For people who cannot live without their Evernote app professionally and personally, the new Android update will make you giddy. Not only does it have a brand new design (well, as brand new as their look could ever be), but it brings new ways of integrating your favourite productivity app with your Android smartphone. Now you have easier note creation, better web clipping from your mobile browser and faster notebook sharing.

In an entire day, you would probably use the “add new note” option more than twice. The update has now made it even easier with a floating New Note button at the lower corner of your app. When you click it, a whole slew of type of notes springs up: handwriting, audio, reminder, attachment, camera and of course, old school text. When you want to view your different notebooks, notes and tags, you just have to swipe left from your screen and it will display all those and your shortcut as well.

One of the favourite things we do with Evernote is to clip stuff from the web directly onto the app. While this has been present for some browsers before, tapping the elephant icon when you share something is now easier, as you can choose which notebooks to save them to, what tags to add and you can do other stuff while it’s saving (if the site is heavy) because it does it in the background. If you use Evernote to collaborate with other people, you can now easily share your notebooks with other users by clicking on the person icon at the top. You can even set different permissions like “can edit and invite”, “can edit” and “can view” only.
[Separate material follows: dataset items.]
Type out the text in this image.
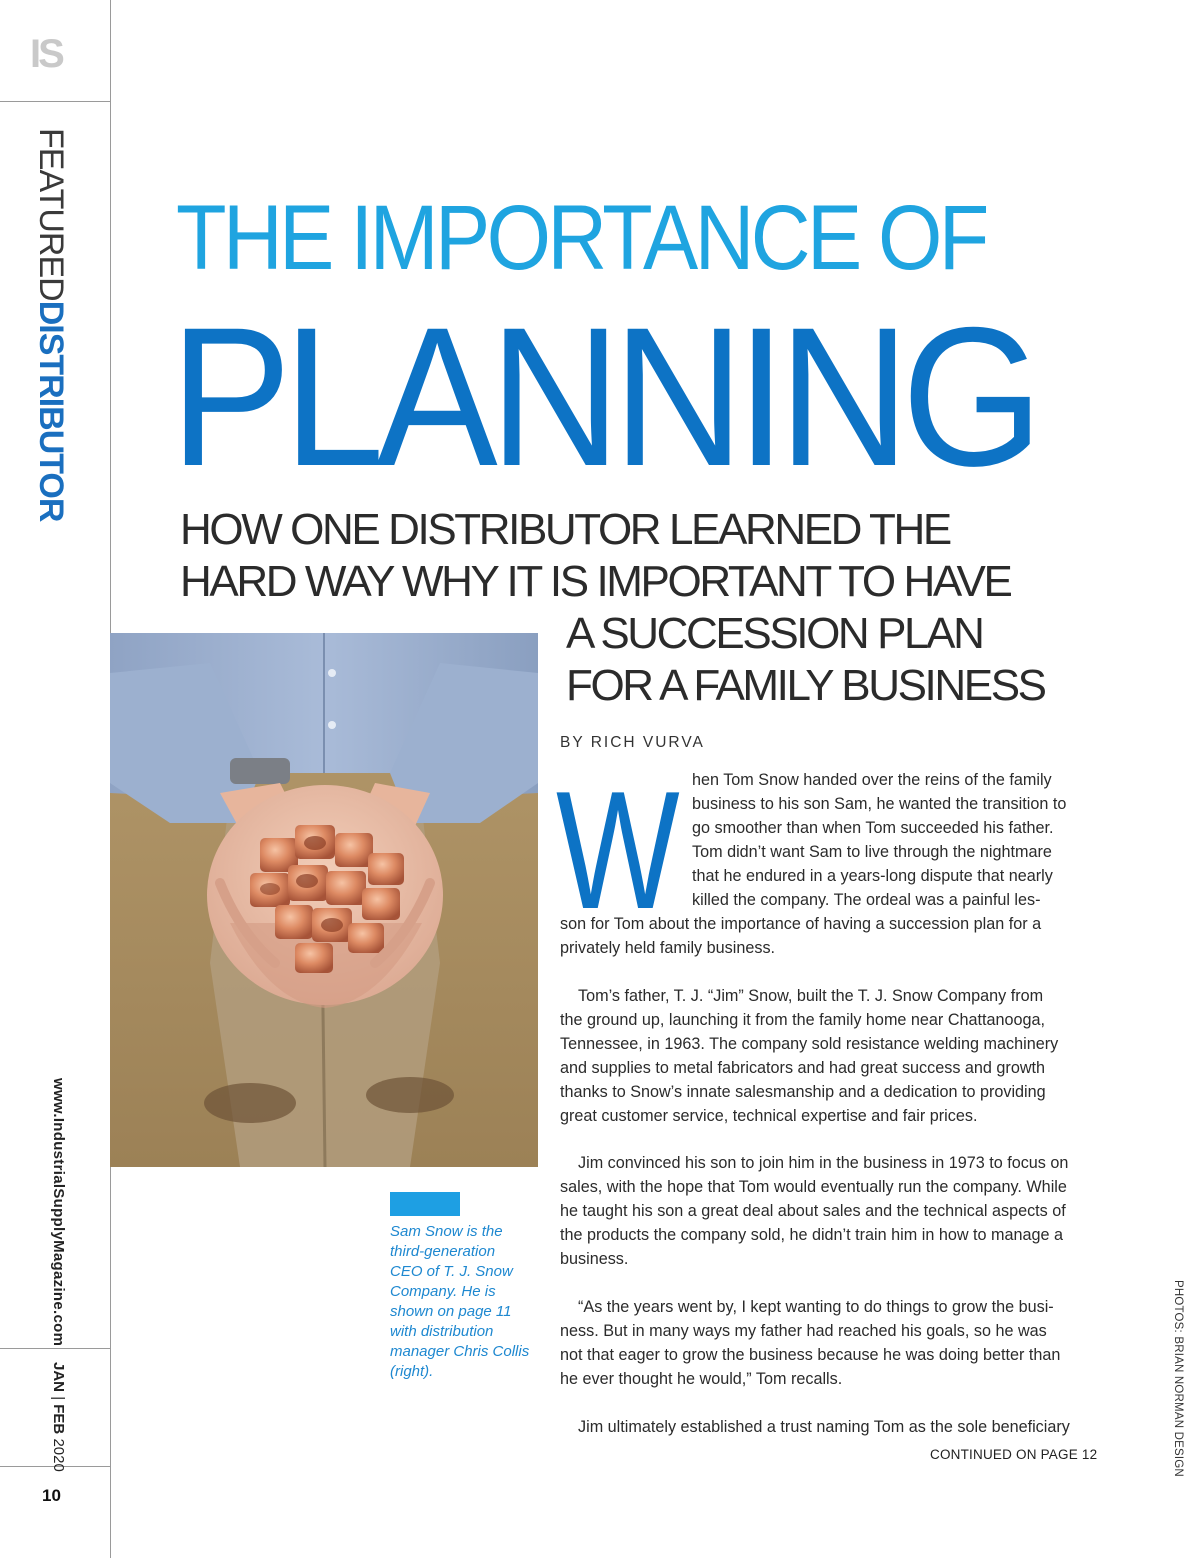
IS
FEATUREDDISTRIBUTOR
www.IndustrialSupplyMagazine.com
JAN | FEB 2020
10
THE IMPORTANCE OF
PLANNING
HOW ONE DISTRIBUTOR LEARNED THE
HARD WAY WHY IT IS IMPORTANT TO HAVE
A SUCCESSION PLAN
FOR A FAMILY BUSINESS
Sam Snow is the third-generation CEO of T. J. Snow Company. He is shown on page 11 with distribution manager Chris Collis (right).
BY RICH VURVA
W hen Tom Snow handed over the reins of the family
business to his son Sam, he wanted the transition to
go smoother than when Tom succeeded his father.
Tom didn’t want Sam to live through the nightmare
that he endured in a years-long dispute that nearly
killed the company. The ordeal was a painful les-
son for Tom about the importance of having a succession plan for a
privately held family business.
Tom’s father, T. J. “Jim” Snow, built the T. J. Snow Company from
the ground up, launching it from the family home near Chattanooga,
Tennessee, in 1963. The company sold resistance welding machinery
and supplies to metal fabricators and had great success and growth
thanks to Snow’s innate salesmanship and a dedication to providing
great customer service, technical expertise and fair prices.
Jim convinced his son to join him in the business in 1973 to focus on
sales, with the hope that Tom would eventually run the company. While
he taught his son a great deal about sales and the technical aspects of
the products the company sold, he didn’t train him in how to manage a
business.
“As the years went by, I kept wanting to do things to grow the busi-
ness. But in many ways my father had reached his goals, so he was
not that eager to grow the business because he was doing better than
he ever thought he would,” Tom recalls.
Jim ultimately established a trust naming Tom as the sole beneficiary
CONTINUED ON PAGE 12	PHOTOS: BRIAN NORMAN DESIGN
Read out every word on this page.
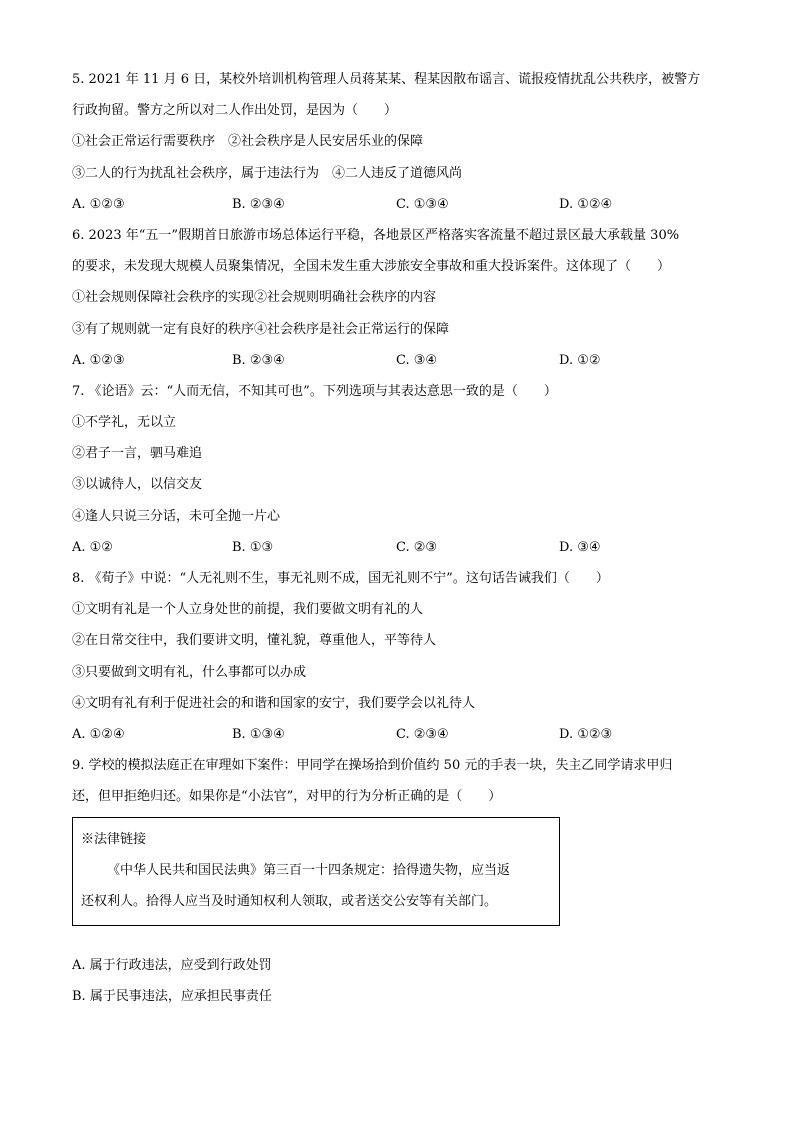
5. 2021 年 11 月 6 日，某校外培训机构管理人员蒋某某、程某因散布谣言、谎报疫情扰乱公共秩序，被警方
行政拘留。警方之所以对二人作出处罚，是因为（　　）
①社会正常运行需要秩序　②社会秩序是人民安居乐业的保障
③二人的行为扰乱社会秩序，属于违法行为　④二人违反了道德风尚
A. ①②③	B. ②③④	C. ①③④	D. ①②④
6. 2023 年“五一”假期首日旅游市场总体运行平稳，各地景区严格落实客流量不超过景区最大承载量 30%
的要求，未发现大规模人员聚集情况，全国未发生重大涉旅安全事故和重大投诉案件。这体现了（　　）
①社会规则保障社会秩序的实现②社会规则明确社会秩序的内容
③有了规则就一定有良好的秩序④社会秩序是社会正常运行的保障
A. ①②③	B. ②③④	C. ③④	D. ①②
7. 《论语》云：“人而无信，不知其可也”。下列选项与其表达意思一致的是（　　）
①不学礼，无以立
②君子一言，驷马难追
③以诚待人，以信交友
④逢人只说三分话，未可全抛一片心
A. ①②	B. ①③	C. ②③	D. ③④
8. 《荀子》中说：“人无礼则不生，事无礼则不成，国无礼则不宁”。这句话告诫我们（　　）
①文明有礼是一个人立身处世的前提，我们要做文明有礼的人
②在日常交往中，我们要讲文明，懂礼貌，尊重他人，平等待人
③只要做到文明有礼，什么事都可以办成
④文明有礼有利于促进社会的和谐和国家的安宁，我们要学会以礼待人
A. ①②④	B. ①③④	C. ②③④	D. ①②③
9. 学校的模拟法庭正在审理如下案件：甲同学在操场拾到价值约 50 元的手表一块，失主乙同学请求甲归
还，但甲拒绝归还。如果你是“小法官”，对甲的行为分析正确的是（　　）
※法律链接
《中华人民共和国民法典》第三百一十四条规定：拾得遗失物，应当返
还权利人。拾得人应当及时通知权利人领取，或者送交公安等有关部门。
A. 属于行政违法，应受到行政处罚
B. 属于民事违法，应承担民事责任
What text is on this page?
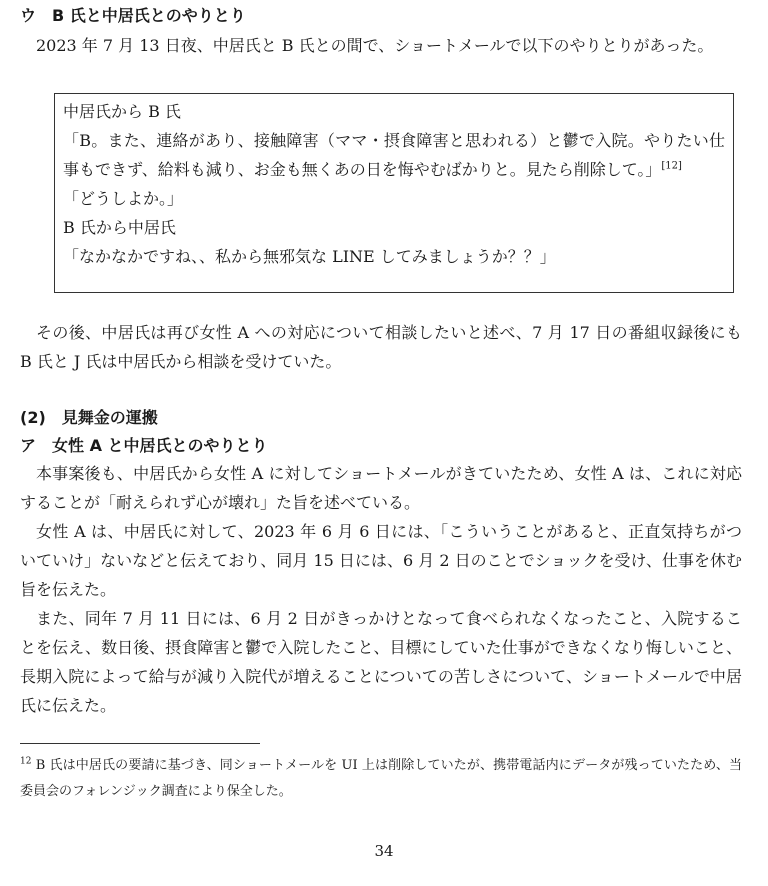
ウ　B 氏と中居氏とのやりとり

2023 年 7 月 13 日夜、中居氏と B 氏との間で、ショートメールで以下のやりとりがあった。

中居氏から B 氏

「B。また、連絡があり、接触障害（ママ・摂食障害と思われる）と鬱で入院。やりたい仕事もできず、給料も減り、お金も無くあの日を悔やむばかりと。見たら削除して。」[12]

「どうしよか。」

B 氏から中居氏

「なかなかですね、、私から無邪気な LINE してみましょうか？？」

その後、中居氏は再び女性 A への対応について相談したいと述べ、7 月 17 日の番組収録後にも B 氏と J 氏は中居氏から相談を受けていた。

(2)　見舞金の運搬
ア　女性 A と中居氏とのやりとり

本事案後も、中居氏から女性 A に対してショートメールがきていたため、女性 A は、これに対応することが「耐えられず心が壊れ」た旨を述べている。

女性 A は、中居氏に対して、2023 年 6 月 6 日には、「こういうことがあると、正直気持ちがついていけ」ないなどと伝えており、同月 15 日には、6 月 2 日のことでショックを受け、仕事を休む旨を伝えた。

また、同年 7 月 11 日には、6 月 2 日がきっかけとなって食べられなくなったこと、入院することを伝え、数日後、摂食障害と鬱で入院したこと、目標にしていた仕事ができなくなり悔しいこと、長期入院によって給与が減り入院代が増えることについての苦しさについて、ショートメールで中居氏に伝えた。

$^{12}$ B 氏は中居氏の要請に基づき、同ショートメールを UI 上は削除していたが、携帯電話内にデータが残っていたため、当委員会のフォレンジック調査により保全した。

34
The search function has also been redesigned for easier access. If you have both business and personal Evernote, you can also now switch between yoru two accounts. Evernote has so many features and functions that it’s hard to learn them all at once. There is now an Explore Evernote section in your Navigation Drawer where they put features that they think you should know and learn how to use. The update for Evernote 6 in the Google Play Store has been slowly rolling-out so it should be there in your device when you read this.

SOURCE: Evernote

1 COMMENT

  1. Hmmmm…..I wonder if this is a precursor to the Android for Chromebook version that was hinted at by Google during I/O? Given that you can whip together a material design app in the Chrome Development Environment pretty easily, perhaps this is the one?